Coverage Prediction for Accelerating Compiler Testing

Junjie Chen,Guancheng Wang,Dan Hao,Yingfei Xiong,Hongyu Zhang,Lu Zhang,Bing Xie,Junjie Chen,Guancheng Wang,Dan Hao,Yingfei Xiong,Hongyu Zhang,Lu Zhang,Bing Xie
DOI: https://doi.org/10.1109/tse.2018.2889771
IF: 7.4
2021-02-01
IEEE Transactions on Software Engineering
Abstract:Compilers are one of the most fundamental software systems. Compiler testing is important for assuring the quality of compilers. Due to the crucial role of compilers, they have to be well tested. Therefore, automated compiler testing techniques (those based on randomly generated programs) tend to run a large number of test programs (which are test inputs of compilers). The cost for compilation and execution for these test programs is significant. These techniques can take a long period of testing time to detect a relatively small number of compiler bugs. That may cause many practical problems, e.g., bringing a lot of costs including time costs and financial costs, and delaying the development/release cycle. Recently, some approaches have been proposed to accelerate compiler testing by executing test programs that are more likely to trigger compiler bugs earlier according to some criteria. However, these approaches ignore an important aspect in compiler testing: different test programs may have similar test capabilities (i.e., testing similar functionalities of a compiler, even detecting the same compiler bug), which may largely discount their acceleration effectiveness if the test programs with similar test capabilities are executed all the time. Test coverage is a proper approximation to help distinguish them, but collecting coverage dynamically is infeasible in compiler testing since most test programs are generated on the fly by automatic test-generation tools like Csmith. In this paper, we propose the first method to predict test coverage statically for compilers, and then propose to prioritize test programs by clustering them according to the predicted coverage information. The novel approach to accelerating compiler testing through coverage prediction is called COP (short for COverage Prediction). Our evaluation on GCC and LLVM demonstrates that COP significantly accelerates compiler testing, achieving an average of 51.01 percent speedup in test execution time on an existing dataset including three old release versions of the compilers and achieving an average of 68.74 percent speedup on a new dataset including 12 latest release versions. Moreover, COP outperforms the state-of-the-art acceleration approach significantly by improving $17.16\%\sim 82.51\%$17.16%∼82.51% speedups in different settings on average.

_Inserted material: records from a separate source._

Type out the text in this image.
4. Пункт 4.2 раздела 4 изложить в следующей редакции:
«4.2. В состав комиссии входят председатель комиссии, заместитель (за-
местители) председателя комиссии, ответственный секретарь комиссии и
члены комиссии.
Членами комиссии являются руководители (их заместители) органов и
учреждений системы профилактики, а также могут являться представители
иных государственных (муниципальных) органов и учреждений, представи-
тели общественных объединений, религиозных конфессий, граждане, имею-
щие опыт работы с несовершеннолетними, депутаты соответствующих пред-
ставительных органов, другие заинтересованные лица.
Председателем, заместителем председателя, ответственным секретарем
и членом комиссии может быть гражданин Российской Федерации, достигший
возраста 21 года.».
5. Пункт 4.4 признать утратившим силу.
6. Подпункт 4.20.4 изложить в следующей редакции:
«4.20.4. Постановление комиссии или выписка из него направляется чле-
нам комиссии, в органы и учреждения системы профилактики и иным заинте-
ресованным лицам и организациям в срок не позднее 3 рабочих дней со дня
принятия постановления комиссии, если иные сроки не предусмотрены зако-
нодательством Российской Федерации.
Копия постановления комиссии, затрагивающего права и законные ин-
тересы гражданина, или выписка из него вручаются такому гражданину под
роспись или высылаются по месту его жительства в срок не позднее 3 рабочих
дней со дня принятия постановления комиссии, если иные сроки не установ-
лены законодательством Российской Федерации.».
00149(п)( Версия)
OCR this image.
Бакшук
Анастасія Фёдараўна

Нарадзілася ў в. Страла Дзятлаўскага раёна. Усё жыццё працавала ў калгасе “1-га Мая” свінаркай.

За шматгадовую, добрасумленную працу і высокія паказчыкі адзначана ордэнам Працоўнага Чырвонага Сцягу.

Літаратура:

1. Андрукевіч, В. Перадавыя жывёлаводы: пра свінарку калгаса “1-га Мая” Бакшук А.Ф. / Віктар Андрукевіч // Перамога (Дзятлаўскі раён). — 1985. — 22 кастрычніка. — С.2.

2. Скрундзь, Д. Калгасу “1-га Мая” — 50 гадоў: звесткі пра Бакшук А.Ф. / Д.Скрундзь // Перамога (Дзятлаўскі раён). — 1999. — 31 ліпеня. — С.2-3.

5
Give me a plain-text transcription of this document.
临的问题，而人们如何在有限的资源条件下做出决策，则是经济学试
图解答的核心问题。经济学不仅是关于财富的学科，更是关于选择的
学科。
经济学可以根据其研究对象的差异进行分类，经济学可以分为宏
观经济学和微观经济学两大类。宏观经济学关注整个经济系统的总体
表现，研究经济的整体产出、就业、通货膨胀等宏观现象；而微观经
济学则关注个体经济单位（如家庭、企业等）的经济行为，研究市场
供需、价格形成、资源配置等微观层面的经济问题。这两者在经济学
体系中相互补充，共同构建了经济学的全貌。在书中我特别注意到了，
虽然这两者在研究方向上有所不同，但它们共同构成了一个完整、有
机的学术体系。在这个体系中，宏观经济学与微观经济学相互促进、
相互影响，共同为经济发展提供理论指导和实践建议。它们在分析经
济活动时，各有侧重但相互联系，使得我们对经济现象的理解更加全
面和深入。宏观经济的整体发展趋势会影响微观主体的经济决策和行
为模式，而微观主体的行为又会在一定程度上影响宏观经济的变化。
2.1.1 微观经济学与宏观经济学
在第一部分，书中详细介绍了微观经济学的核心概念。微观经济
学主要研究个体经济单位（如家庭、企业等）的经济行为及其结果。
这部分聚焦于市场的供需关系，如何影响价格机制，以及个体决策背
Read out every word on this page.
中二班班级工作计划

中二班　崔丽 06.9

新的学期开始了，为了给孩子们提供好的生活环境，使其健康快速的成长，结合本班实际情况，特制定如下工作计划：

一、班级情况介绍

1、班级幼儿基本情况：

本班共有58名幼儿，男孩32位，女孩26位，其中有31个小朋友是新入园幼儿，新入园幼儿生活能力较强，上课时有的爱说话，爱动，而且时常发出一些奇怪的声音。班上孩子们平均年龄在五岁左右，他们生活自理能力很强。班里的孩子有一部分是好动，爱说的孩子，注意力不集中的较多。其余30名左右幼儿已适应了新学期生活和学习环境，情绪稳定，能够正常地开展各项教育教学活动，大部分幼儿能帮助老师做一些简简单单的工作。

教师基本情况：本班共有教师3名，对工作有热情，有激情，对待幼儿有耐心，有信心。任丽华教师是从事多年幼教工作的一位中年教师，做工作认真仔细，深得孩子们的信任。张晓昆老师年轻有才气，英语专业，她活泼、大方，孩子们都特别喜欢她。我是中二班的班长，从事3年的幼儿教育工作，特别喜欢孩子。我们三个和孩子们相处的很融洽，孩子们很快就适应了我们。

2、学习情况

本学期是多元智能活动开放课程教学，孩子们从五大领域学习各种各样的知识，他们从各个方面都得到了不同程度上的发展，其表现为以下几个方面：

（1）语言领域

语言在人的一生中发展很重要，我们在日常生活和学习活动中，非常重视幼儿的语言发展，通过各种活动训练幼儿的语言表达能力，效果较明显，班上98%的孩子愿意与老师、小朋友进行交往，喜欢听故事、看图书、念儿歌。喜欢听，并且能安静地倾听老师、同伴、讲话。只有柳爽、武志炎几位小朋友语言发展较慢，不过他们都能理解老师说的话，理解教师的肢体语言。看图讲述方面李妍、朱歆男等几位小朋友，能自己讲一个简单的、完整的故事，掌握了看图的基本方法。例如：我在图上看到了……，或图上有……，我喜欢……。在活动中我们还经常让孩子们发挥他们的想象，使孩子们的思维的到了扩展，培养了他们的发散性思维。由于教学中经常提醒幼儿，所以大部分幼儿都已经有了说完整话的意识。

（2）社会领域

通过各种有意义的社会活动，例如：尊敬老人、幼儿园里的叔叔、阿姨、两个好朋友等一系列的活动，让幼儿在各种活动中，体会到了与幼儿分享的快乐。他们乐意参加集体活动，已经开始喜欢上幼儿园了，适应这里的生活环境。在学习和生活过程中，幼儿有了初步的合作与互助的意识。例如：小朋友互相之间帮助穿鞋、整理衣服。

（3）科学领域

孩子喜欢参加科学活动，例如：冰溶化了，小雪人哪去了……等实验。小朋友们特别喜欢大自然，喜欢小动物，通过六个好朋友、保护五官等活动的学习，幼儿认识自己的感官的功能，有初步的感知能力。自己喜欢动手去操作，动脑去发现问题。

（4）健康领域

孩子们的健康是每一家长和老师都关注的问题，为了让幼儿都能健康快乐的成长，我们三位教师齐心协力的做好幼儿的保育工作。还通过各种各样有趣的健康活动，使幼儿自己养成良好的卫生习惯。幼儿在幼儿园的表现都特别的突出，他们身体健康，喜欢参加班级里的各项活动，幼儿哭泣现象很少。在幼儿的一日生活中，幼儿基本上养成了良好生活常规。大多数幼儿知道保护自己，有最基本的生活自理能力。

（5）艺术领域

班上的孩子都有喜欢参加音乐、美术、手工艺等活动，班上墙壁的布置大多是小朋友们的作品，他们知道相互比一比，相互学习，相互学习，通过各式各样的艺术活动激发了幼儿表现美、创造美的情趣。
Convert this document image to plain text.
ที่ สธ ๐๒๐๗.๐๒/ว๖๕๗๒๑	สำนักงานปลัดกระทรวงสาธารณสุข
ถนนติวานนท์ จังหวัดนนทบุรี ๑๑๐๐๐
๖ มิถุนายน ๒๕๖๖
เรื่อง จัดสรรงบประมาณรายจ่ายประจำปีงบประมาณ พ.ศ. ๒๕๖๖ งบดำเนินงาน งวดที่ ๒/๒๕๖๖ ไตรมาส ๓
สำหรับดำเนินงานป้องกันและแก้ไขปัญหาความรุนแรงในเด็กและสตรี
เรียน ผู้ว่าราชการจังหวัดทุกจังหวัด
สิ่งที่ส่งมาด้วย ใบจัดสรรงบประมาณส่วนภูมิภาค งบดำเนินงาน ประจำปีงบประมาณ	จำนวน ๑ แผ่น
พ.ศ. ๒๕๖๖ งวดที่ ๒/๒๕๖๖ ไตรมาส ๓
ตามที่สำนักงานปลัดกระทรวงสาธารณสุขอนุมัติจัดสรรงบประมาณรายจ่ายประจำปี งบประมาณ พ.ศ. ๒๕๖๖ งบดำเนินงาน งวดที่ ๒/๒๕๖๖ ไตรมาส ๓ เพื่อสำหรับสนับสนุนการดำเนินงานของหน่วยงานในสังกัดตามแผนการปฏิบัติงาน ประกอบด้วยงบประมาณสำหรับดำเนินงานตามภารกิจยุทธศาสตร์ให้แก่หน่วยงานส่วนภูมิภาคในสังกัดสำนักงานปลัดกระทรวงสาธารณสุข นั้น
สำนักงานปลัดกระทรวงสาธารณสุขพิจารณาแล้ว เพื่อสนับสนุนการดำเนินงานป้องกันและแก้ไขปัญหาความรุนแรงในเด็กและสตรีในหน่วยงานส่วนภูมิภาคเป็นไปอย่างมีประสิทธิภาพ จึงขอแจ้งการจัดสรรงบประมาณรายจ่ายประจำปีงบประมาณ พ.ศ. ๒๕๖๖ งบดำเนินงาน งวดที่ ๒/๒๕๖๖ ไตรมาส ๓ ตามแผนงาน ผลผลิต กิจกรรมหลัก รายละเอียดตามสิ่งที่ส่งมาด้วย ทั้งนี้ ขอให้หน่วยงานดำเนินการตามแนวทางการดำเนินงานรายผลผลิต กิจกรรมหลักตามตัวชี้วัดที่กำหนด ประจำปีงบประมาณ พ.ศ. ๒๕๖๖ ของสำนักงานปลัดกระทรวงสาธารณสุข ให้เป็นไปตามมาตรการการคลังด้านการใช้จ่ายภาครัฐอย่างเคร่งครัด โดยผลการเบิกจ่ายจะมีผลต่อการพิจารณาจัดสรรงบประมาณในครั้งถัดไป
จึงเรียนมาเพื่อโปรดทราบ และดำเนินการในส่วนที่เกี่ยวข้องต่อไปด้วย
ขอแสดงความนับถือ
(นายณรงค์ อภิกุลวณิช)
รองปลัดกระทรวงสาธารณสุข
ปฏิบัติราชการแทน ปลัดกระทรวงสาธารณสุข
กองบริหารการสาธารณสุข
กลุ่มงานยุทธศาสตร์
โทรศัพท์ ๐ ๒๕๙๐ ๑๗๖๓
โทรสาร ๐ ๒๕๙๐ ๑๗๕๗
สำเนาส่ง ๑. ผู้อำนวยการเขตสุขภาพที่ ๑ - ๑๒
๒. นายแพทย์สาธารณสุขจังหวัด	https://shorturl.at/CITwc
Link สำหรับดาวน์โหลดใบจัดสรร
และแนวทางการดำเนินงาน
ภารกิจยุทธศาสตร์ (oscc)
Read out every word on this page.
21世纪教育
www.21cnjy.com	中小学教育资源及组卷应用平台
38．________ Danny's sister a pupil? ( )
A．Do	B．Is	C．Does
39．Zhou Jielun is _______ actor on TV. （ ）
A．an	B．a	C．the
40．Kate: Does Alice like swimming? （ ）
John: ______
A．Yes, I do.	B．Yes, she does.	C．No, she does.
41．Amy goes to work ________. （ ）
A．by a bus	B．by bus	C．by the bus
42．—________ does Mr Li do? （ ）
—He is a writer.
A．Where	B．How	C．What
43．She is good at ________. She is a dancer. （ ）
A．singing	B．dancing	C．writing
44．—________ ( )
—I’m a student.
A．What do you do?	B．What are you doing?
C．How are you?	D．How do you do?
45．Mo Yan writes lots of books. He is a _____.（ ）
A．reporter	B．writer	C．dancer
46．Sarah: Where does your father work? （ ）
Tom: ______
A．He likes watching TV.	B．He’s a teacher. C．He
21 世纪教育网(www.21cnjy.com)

engineering, electrical & electronic,computer science, software engineering
What problem does this paper attempt to address?
The problem that this paper attempts to solve is how to accelerate the compiler testing process by predicting test coverage in compiler testing. Specifically, compiler testing is an important means to ensure the quality of compilers. However, traditional automated compiler testing techniques (methods based on randomly generated programs) require running a large number of test programs, which is not only time - consuming but also costly, including time and financial costs, and may delay the development / release cycle. Although existing methods have attempted to accelerate testing by preferentially executing test programs that are more likely to trigger compiler errors, these methods have ignored an important aspect that different test programs may have similar testing capabilities, that is, testing similar functions of the compiler, or even detecting the same compiler errors, which may greatly reduce the acceleration effect. To solve this problem, the paper proposes a new method - COP (COverage Prediction), which is the first static test coverage prediction method for compilers. COP predicts the coverage of each new test program on compiler modules (such as source files or methods), and clusters the test programs according to the predicted coverage information to distinguish test programs with different testing capabilities, thereby accelerating compiler testing. In addition, COP also uses the LET (Learning - based Execution Time prediction and Test program prioritization) method to predict the probability of triggering errors per unit time for each test program and selects test programs preferentially accordingly. The main contributions of the paper are as follows: 1. **Feature identification**: Three types of features (language features, operation features, and structural features) are defined, which can represent the coverage information of test programs. 2. **Coverage prediction**: A static coverage prediction method based on historical coverage information and test program features is proposed. 3. **Applying predicted coverage to accelerate compiler testing**: The COP method is proposed to accelerate compiler testing by predicting coverage information. The experimental results show that COP is significantly superior to the existing state - of - the - art method LET in accelerating compiler testing. The average test execution time is accelerated by 51.01% to 68.74%, and the speed improvements in different settings are 17.16% and 248.51% respectively.